Ceph and file storage backend capabilities

Oct 24, 2009
54
0
6
I am planing a buildout and trying to get a feel of what virt software I wish to use (I know it is going to be kvm based). DRBD does not seem to be capable of scaling as I would need it.

I am trying to get rid of the requirement of a san and ceph looks like it can fill that hole quite well, it can do striped blocks across multiple hosts as well as plain file sharing. What I am wondering is two things.

1. Are you looking at rbd (the block device part of ceph) at all as a possible file storage backend (like lvm).

2. If 1 is 'no', then is it possible to live migrate from one host to another with a shared file?
 
ad1: yes, looks interesting, but its still experimental. but also sheepdog is a candidate. the goal is to support all such promising storage back end.
ad2. live migration works, you just need a shared storage (or DRBD)
 
I never used any of them basically yes, in theory.
 
This is something I may test down the line then (2.3 months). The only other thing I can think of that would prevent me from using proxmox is user managment (looking at ganeti too).
 
zero configuration, uses cororsync (proxmox 2.0 is also based on corosync).
Hi Dietmar, thank for your reply.

Wath about performance of Sheepdog for storing the virtual disk of virtual machine (KVM), have you some results to post (eg. test result from a iozone command, or hw configuration used) ?
I am a little concerned about what is written in the disclaimer at the following address http://www.osrg.net/sheepdog/ # id1 "There is no guarantee that this software will be included in future software releases, and it probably will not be included" :-|

I'm testing GlusterFS (the last version):
- it's possible configure all node (peer) and volume with a simple command (only one executable for configure all the system)
- no use of metadata (best performance)
- GlusterFS not use a personal structure for store the file on filesystem of any node (if I use ls command on any cluster-node I can access the file stored directly on the local filesystem of any cluster-node .... sorry for my poor English !)
- scalable (both in terms of disk space that performance)
- NO experimental

What do you think of the solution GlusterFS ?

thanks,
 
Hi,

Sadly haven't had time to build my lab yet but GlusterFS is my first choice ATM for VM and data storage.
Enlightening readings have lately convinced me that file storage was the way to go for VHDs (at least in my use cases: SME).
GlusterFS seems definitively the most scalable AND easy to manage clustered NAS technology I know; at least compared to clustered NFS setups which, anyway, never give you the same bunch of features.
It gives a unique opportunity to virtualize and aggregate the whole storage space available on all nodes with an unequalled (is that english ?) ease, by the same time it allows to design and build all kinds of replication and distribution scenarios.
I really like the fact that it sits on our good ol' FSs and keeps our good ol' tools at hand.
With monitoring tools and remote replication coming in 3.2 series I can hardly think of something missing !

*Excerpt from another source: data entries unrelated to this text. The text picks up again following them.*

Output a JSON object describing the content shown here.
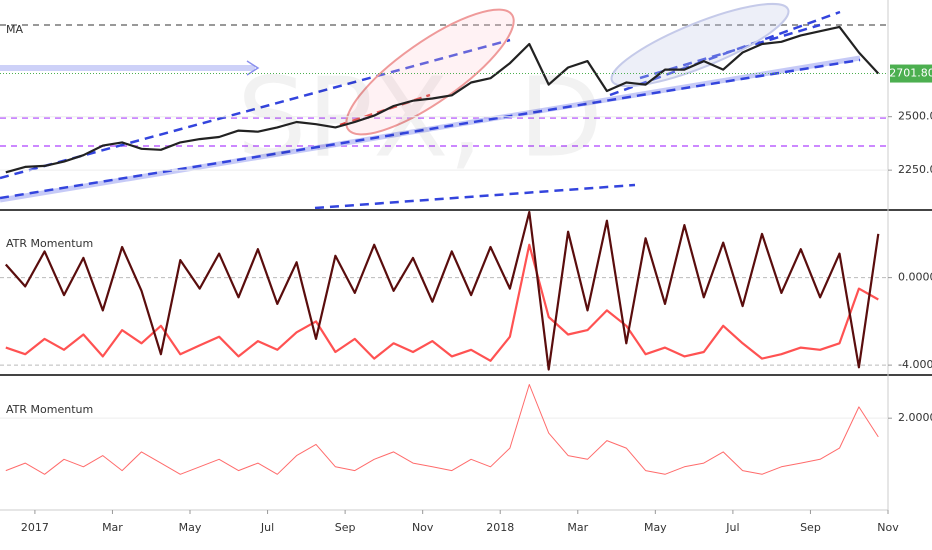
{
  "chart_data": [
    {
      "type": "line",
      "label": "MA",
      "watermark": "SPX, D",
      "x": [
        -0.75,
        -0.25,
        0.25,
        0.75,
        1.25,
        1.75,
        2.25,
        2.75,
        3.25,
        3.75,
        4.25,
        4.75,
        5.25,
        5.75,
        6.25,
        6.75,
        7.25,
        7.75,
        8.25,
        8.75,
        9.25,
        9.75,
        10.25,
        10.75,
        11.25,
        11.75,
        12.25,
        12.75,
        13.25,
        13.75,
        14.25,
        14.75,
        15.25,
        15.75,
        16.25,
        16.75,
        17.25,
        17.75,
        18.25,
        18.75,
        19.25,
        19.75,
        20.25,
        20.75,
        21.25,
        21.75
      ],
      "xlim": [
        -0.9,
        22
      ],
      "series": [
        {
          "color": "#222222",
          "values": [
            2240,
            2265,
            2270,
            2290,
            2320,
            2365,
            2380,
            2350,
            2345,
            2380,
            2395,
            2405,
            2435,
            2430,
            2450,
            2475,
            2465,
            2450,
            2475,
            2505,
            2550,
            2575,
            2585,
            2600,
            2660,
            2680,
            2750,
            2840,
            2650,
            2730,
            2760,
            2620,
            2660,
            2650,
            2720,
            2720,
            2760,
            2720,
            2800,
            2840,
            2850,
            2880,
            2900,
            2920,
            2800,
            2701.8
          ]
        }
      ],
      "ylim": [
        2073,
        3027
      ],
      "yticks": [
        {
          "value": 2250,
          "label": "2250.00"
        },
        {
          "value": 2500,
          "label": "2500.00"
        }
      ],
      "price_tag": {
        "value": 2701.8,
        "label": "2701.80",
        "color": "#4caf50"
      },
      "grid": true
    },
    {
      "type": "line",
      "title": "ATR Momentum",
      "x": [
        -0.75,
        -0.25,
        0.25,
        0.75,
        1.25,
        1.75,
        2.25,
        2.75,
        3.25,
        3.75,
        4.25,
        4.75,
        5.25,
        5.75,
        6.25,
        6.75,
        7.25,
        7.75,
        8.25,
        8.75,
        9.25,
        9.75,
        10.25,
        10.75,
        11.25,
        11.75,
        12.25,
        12.75,
        13.25,
        13.75,
        14.25,
        14.75,
        15.25,
        15.75,
        16.25,
        16.75,
        17.25,
        17.75,
        18.25,
        18.75,
        19.25,
        19.75,
        20.25,
        20.75,
        21.25,
        21.75
      ],
      "xlim": [
        -0.9,
        22
      ],
      "series": [
        {
          "color": "#ff5252",
          "values": [
            -3.2,
            -3.5,
            -2.8,
            -3.3,
            -2.6,
            -3.6,
            -2.4,
            -3.0,
            -2.2,
            -3.5,
            -3.1,
            -2.7,
            -3.6,
            -2.9,
            -3.3,
            -2.5,
            -2.0,
            -3.4,
            -2.8,
            -3.7,
            -3.0,
            -3.4,
            -2.9,
            -3.6,
            -3.3,
            -3.8,
            -2.7,
            1.5,
            -1.8,
            -2.6,
            -2.4,
            -1.5,
            -2.2,
            -3.5,
            -3.2,
            -3.6,
            -3.4,
            -2.2,
            -3.0,
            -3.7,
            -3.5,
            -3.2,
            -3.3,
            -3.0,
            -0.5,
            -1.0
          ]
        },
        {
          "color": "#5a0d0d",
          "values": [
            0.6,
            -0.4,
            1.2,
            -0.8,
            0.9,
            -1.5,
            1.4,
            -0.6,
            -3.5,
            0.8,
            -0.5,
            1.1,
            -0.9,
            1.3,
            -1.2,
            0.7,
            -2.8,
            1.0,
            -0.7,
            1.5,
            -0.6,
            0.9,
            -1.1,
            1.2,
            -0.8,
            1.4,
            -0.5,
            3.0,
            -4.2,
            2.1,
            -1.5,
            2.6,
            -3.0,
            1.8,
            -1.2,
            2.4,
            -0.9,
            1.6,
            -1.3,
            2.0,
            -0.7,
            1.3,
            -0.9,
            1.1,
            -4.1,
            2.0
          ]
        }
      ],
      "ylim": [
        -4.36,
        3.0
      ],
      "yticks": [
        {
          "value": 0,
          "label": "0.0000"
        },
        {
          "value": -4,
          "label": "-4.0000"
        }
      ]
    },
    {
      "type": "line",
      "title": "ATR Momentum",
      "x": [
        -0.75,
        -0.25,
        0.25,
        0.75,
        1.25,
        1.75,
        2.25,
        2.75,
        3.25,
        3.75,
        4.25,
        4.75,
        5.25,
        5.75,
        6.25,
        6.75,
        7.25,
        7.75,
        8.25,
        8.75,
        9.25,
        9.75,
        10.25,
        10.75,
        11.25,
        11.75,
        12.25,
        12.75,
        13.25,
        13.75,
        14.25,
        14.75,
        15.25,
        15.75,
        16.25,
        16.75,
        17.25,
        17.75,
        18.25,
        18.75,
        19.25,
        19.75,
        20.25,
        20.75,
        21.25,
        21.75
      ],
      "xlim": [
        -0.9,
        22
      ],
      "series": [
        {
          "color": "#ff6b6b",
          "values": [
            0.6,
            0.8,
            0.5,
            0.9,
            0.7,
            1.0,
            0.6,
            1.1,
            0.8,
            0.5,
            0.7,
            0.9,
            0.6,
            0.8,
            0.5,
            1.0,
            1.3,
            0.7,
            0.6,
            0.9,
            1.1,
            0.8,
            0.7,
            0.6,
            0.9,
            0.7,
            1.2,
            2.9,
            1.6,
            1.0,
            0.9,
            1.4,
            1.2,
            0.6,
            0.5,
            0.7,
            0.8,
            1.1,
            0.6,
            0.5,
            0.7,
            0.8,
            0.9,
            1.2,
            2.3,
            1.5
          ]
        }
      ],
      "ylim": [
        -0.4,
        3.1
      ],
      "yticks": [
        {
          "value": 2,
          "label": "2.0000"
        }
      ],
      "xticks": [
        {
          "value": 0,
          "label": "2017"
        },
        {
          "value": 2,
          "label": "Mar"
        },
        {
          "value": 4,
          "label": "May"
        },
        {
          "value": 6,
          "label": "Jul"
        },
        {
          "value": 8,
          "label": "Sep"
        },
        {
          "value": 10,
          "label": "Nov"
        },
        {
          "value": 12,
          "label": "2018"
        },
        {
          "value": 14,
          "label": "Mar"
        },
        {
          "value": 16,
          "label": "May"
        },
        {
          "value": 18,
          "label": "Jul"
        },
        {
          "value": 20,
          "label": "Sep"
        },
        {
          "value": 22,
          "label": "Nov"
        }
      ]
    }
  ]
}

With announced features of Proxmox 2.0, mainly multi-master and HA, I really see it as a perfect match.

My 2 cts
 
Last edited:
Wath about performance of Sheepdog for storing the virtual disk of virtual machine (KVM), have you some results to post (eg. test result from a iozone command, or hw configuration used) ?
I am a little concerned about what is written in the disclaimer at the following address http://www.osrg.net/sheepdog/ # id1 "There is no guarantee that this software will be included in future software releases, and it probably will not be included"

Wath is your opinion ?
thanks.
 
any special reason why you are asking again the same? please do not double post.

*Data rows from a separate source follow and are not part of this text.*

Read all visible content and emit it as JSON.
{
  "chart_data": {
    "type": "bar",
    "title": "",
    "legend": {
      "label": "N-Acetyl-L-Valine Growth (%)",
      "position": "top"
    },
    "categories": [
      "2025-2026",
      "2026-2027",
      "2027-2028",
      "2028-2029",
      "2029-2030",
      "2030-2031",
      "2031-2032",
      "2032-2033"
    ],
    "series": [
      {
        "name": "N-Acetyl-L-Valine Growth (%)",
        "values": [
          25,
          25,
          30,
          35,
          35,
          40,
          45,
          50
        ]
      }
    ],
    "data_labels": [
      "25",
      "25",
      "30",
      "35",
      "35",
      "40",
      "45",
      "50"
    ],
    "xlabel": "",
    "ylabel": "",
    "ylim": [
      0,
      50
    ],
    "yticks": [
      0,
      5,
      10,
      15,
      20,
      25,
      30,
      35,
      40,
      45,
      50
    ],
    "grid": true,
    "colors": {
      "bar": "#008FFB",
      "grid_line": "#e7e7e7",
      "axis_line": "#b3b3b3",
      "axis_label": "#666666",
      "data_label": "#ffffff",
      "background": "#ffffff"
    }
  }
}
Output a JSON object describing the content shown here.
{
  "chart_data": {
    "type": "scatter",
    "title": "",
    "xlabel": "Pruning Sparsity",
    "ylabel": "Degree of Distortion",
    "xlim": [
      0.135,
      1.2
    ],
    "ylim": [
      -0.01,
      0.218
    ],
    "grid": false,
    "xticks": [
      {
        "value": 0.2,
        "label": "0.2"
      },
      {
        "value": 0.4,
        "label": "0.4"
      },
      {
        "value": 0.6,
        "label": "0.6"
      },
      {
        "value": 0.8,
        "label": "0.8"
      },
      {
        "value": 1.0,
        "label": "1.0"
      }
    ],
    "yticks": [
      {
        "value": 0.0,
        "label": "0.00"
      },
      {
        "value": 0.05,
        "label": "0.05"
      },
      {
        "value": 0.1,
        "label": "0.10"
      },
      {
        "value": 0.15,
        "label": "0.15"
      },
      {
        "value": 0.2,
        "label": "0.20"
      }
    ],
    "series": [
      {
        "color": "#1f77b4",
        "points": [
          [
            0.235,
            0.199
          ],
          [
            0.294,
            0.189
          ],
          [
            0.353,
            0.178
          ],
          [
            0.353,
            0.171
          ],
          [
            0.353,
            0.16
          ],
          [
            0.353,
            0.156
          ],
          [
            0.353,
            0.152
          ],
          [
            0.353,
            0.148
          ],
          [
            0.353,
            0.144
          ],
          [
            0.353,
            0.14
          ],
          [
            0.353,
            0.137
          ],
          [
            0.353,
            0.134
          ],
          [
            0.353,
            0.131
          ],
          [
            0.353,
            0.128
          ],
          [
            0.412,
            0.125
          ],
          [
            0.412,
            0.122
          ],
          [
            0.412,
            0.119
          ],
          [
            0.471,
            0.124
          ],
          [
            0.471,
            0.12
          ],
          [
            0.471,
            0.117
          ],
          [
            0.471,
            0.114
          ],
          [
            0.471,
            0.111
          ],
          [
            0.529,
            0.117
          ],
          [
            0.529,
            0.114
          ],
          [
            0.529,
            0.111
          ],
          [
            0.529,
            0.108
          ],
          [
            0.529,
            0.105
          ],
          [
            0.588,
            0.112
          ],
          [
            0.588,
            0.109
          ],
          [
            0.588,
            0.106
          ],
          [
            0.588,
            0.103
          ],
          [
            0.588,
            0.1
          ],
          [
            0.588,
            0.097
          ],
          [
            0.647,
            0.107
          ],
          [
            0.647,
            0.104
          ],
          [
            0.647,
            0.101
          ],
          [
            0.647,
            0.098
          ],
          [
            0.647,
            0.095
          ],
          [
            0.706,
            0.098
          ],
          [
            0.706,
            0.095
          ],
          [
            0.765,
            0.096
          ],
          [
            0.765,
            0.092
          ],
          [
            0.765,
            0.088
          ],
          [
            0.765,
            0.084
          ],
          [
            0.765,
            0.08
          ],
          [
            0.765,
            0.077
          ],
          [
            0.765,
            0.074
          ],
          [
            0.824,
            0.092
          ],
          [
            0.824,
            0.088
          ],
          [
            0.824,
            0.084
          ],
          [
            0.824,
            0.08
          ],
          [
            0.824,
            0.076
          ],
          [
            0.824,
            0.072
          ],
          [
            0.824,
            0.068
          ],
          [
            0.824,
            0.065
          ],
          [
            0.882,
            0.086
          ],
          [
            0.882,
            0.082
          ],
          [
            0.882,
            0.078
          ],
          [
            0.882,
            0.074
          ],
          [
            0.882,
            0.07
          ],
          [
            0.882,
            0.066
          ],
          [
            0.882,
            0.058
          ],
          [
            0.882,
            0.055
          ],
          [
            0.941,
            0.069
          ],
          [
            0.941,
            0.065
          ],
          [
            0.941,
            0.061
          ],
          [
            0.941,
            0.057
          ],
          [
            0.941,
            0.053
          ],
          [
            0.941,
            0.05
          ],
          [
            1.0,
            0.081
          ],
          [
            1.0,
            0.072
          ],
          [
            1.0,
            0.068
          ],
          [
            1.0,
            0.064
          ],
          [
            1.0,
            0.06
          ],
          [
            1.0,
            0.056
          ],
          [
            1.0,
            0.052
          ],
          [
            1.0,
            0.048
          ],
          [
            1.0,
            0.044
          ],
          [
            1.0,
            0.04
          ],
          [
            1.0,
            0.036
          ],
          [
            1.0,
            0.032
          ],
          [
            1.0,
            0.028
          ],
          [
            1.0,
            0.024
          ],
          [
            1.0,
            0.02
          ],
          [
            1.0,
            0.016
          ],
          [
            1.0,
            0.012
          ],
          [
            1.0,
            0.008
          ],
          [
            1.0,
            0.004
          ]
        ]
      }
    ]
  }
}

if you need details about sheepdog post in their forums/lists, they also have some info about performance, but feel free to do your own tests and give feedback.
 
Why do You think that "no use of metadata" gives You best performance?

I use http://www.moosefs.org/ and I can recommend it, it's easy to set up and quite fast (I'm getting 50-60MB/s for reads on vm).

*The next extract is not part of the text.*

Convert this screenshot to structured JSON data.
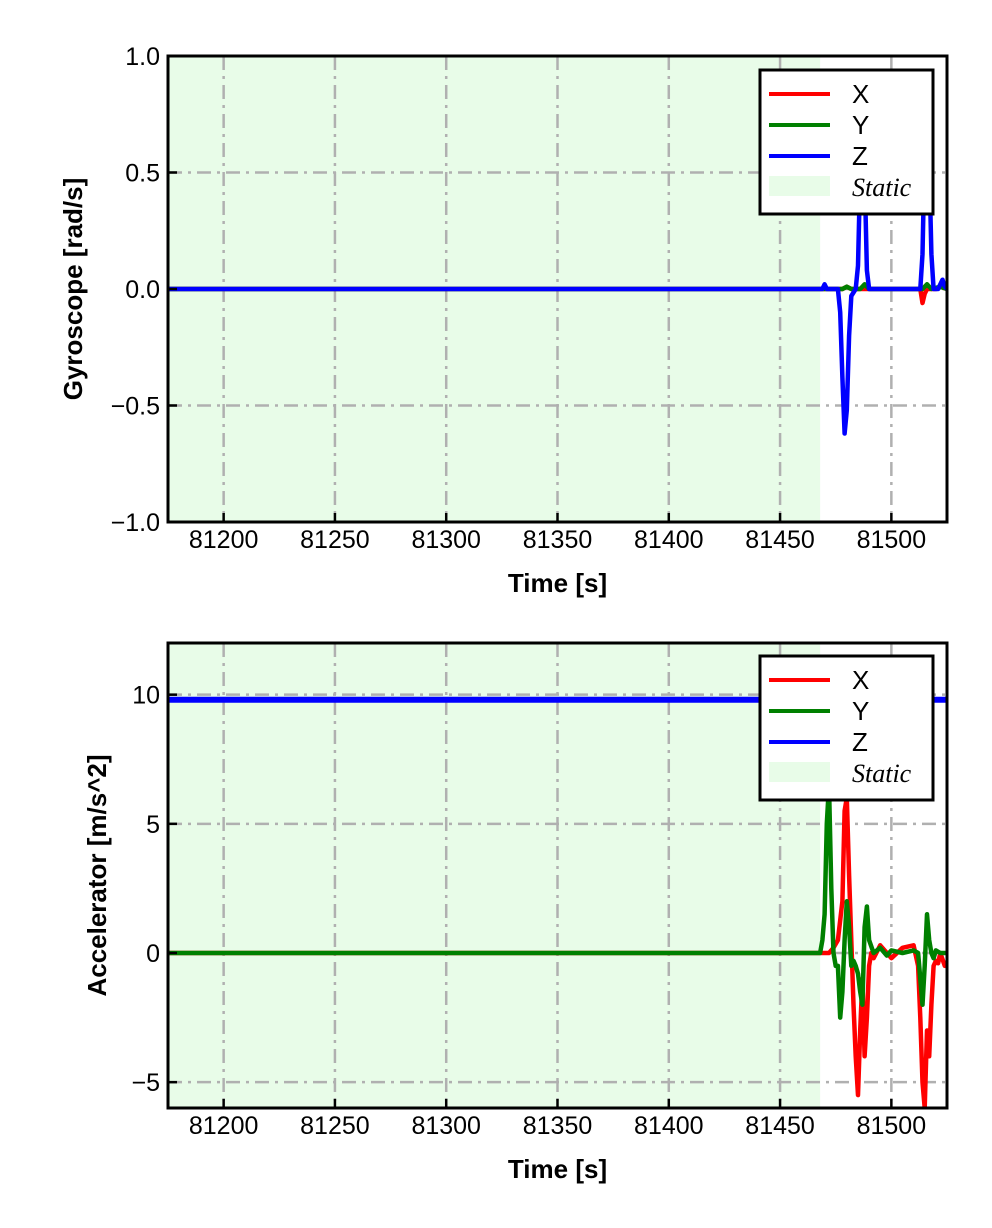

Sorry, I expressed myself badly.
GlusterFS "creates on the fly" the metadata, thera are not a server dedicated for metadata like moosefs.
There are not a single point of failure.

I've tested the moosefs and I think that moosfs is a great project.

Some questions:
- have you installed moosefs directly on the Proxmox ?
- or are you using separate server for moosefs (how many server) ?
- are you using moosefs with KVM or OpenVZ on Proxmox ?

thank you.
 
Sorry, I expressed myself badly.
GlusterFS "creates on the fly" the metadata, thera are not a server dedicated for metadata like moosefs.
There are not a single point of failure.

Metadata is not the only thing that affects performance and I had bad experience with glusterfs (some time ago, around ~v2.0, it may be different now). No dedicated central server may seem like a good think but it also creates problems:
- split-brain may occur and it may lead to data loss, it can't happen with single central server
- no central server means that You may need to lookup metadata on several nodes, moosefs keeps all metadata on single machine and it is stored in memory so all file lookups are fast
Moosefs does not have HA, You need to manually recover master but there are tools to speed this up, You can (and You should) run mfsmetalogger on another node, this is a kind of slave node and all metadata changes are replicated to that node, if mfsmaster is crashed You may start it on secondary node (the one with mfsmetalogger) and everything will continue to run, some people are using heartbeat to automate this but few times that my master server went down due to hardware failures I was able to bring it online within 15 minutes. For me it was always rock solid.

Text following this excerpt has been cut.